The same characteristics that made the Taiya and Skagway valleys attractive to Tlingit traders and gold rush stampeders also contribute to the ecological importance of the Klondike Gold Rush NHP area. Lynn Canal is a saltwater fjord that pierces deep into the heart of the coastal mountain range. The Taiya and Skagway valleys provide short pathways to glacier-free mountain passes connecting to the interior. Thus, the Klondike Gold Rush National Historical Park area is the northernmost, interior-most conduit for ecological exchange between the coastal rainforest ecosystem and the interior continental ecosystem. It has been an important avenue for plant and animal expansions in the past, and continues to be the site of species interchanges today.
Our valleys also exhibit environmental conditions that are unique to southeast Alaska. There are other passes to the south, but they all open onto coastal river valleys with typical rainy, temperate rainforest climates. Rainfall in the Juneau to Ketchikan area ranges from 90 to 160 inches per year. Even Haines, only 15 miles to the southwest of Skagway, has 60 inches of annual rainfall. Skagway experiences an average of only 26 inches of rain per year.

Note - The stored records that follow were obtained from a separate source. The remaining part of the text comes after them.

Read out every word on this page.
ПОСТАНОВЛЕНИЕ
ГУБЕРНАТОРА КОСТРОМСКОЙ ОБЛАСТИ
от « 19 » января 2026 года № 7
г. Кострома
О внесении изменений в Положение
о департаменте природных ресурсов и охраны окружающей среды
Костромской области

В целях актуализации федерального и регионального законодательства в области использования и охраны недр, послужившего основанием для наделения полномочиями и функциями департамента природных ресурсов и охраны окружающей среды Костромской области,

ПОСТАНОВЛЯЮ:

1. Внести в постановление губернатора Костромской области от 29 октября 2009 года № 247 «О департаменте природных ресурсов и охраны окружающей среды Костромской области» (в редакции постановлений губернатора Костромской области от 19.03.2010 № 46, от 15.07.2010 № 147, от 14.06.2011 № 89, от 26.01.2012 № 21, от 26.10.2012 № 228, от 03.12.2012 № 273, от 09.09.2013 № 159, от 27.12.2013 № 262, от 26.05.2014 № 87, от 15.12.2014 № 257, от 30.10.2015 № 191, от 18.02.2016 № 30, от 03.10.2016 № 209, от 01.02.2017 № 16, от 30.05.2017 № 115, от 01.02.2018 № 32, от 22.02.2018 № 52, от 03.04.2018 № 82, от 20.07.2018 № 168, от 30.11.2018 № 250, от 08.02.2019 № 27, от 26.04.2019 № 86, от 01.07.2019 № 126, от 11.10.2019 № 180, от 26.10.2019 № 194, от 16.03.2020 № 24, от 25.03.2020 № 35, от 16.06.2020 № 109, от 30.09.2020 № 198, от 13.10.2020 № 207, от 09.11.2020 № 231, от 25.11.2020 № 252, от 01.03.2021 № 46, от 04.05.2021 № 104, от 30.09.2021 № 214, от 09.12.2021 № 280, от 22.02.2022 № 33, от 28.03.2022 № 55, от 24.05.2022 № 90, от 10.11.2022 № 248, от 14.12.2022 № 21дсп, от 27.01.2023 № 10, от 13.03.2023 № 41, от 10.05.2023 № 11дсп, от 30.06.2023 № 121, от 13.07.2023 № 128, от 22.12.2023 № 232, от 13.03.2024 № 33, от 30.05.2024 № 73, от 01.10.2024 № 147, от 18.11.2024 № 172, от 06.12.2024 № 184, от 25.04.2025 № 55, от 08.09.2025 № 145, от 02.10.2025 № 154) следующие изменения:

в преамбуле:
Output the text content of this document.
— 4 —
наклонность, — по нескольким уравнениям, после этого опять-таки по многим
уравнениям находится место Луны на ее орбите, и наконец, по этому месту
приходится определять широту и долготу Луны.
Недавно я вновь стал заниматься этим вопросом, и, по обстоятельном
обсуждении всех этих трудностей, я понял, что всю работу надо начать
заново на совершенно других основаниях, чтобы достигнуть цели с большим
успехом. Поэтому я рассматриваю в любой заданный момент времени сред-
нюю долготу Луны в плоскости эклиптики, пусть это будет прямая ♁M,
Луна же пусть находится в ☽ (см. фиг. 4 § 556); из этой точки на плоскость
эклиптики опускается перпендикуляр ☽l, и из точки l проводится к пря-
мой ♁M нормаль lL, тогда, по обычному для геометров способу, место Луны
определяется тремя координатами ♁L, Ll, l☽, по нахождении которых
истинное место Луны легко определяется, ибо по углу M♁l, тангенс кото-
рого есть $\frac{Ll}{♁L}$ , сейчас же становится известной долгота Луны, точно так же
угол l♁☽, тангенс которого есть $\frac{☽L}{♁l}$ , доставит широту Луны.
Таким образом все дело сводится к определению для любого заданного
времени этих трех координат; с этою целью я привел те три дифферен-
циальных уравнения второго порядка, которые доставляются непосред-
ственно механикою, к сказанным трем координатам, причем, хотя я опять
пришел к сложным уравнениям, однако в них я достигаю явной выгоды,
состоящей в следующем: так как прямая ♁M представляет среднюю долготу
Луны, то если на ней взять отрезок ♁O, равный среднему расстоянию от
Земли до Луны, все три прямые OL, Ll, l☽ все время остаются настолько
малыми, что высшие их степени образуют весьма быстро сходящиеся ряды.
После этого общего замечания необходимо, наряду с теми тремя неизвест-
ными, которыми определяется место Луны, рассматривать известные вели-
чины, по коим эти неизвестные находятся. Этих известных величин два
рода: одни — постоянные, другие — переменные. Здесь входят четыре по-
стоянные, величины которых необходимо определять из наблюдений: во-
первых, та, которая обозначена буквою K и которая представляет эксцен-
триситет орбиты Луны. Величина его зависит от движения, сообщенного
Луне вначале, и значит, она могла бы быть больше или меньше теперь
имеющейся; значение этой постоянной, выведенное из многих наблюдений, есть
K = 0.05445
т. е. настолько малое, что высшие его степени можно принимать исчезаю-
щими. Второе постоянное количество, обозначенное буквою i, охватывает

The low rainfall produces a special environment for plants and animals. It can get dry enough in the Taiya and Skagway valleys that forest fires occur, something unheard of throughout the rest of southeast Alaska. Plants and animals that expand from the interior into the Klondike Gold Rush National Historical Park valleys find conditions that with some characteristics of the temperate rainforest (but much less extreme than most of the southeast Alaska coastal rainforest), and with some characteristics of the drier, interior ecosystem.
Our geographic position combined with an environment unique in the southeastern Alaska rainforest, has led many ecologists to postulate the Klondike Gold Rush National Historical Park area as a biodiversity "hot spot". Certain animals more common to the interior, such as the pika and arctic ground squirrel, are known to occur in the Park valleys. Some botanists propose the head of the Lynn Canal, near Skagway, as the "greatest centre for plant diversity in Alaska" (Pojar & MacKinnon, 1994).
Biodiversity is an important natural resource at Klondike Gold Rush National Historical Park. The natural resources also include the Park's scenic, glacial valleys - and the geologic and environmental processes that are still at work molding the landscape. They include the plants and animals that use the valleys now, and those plants and animals that may naturally expand into the valleys in the future. They also include the natural progression of growth and decay, and the effects of these processes upon the remains of past human endeavors. Finally, they are the setting for people to experience the natural sounds, sights, smells and feel of a special coastal ecosystem.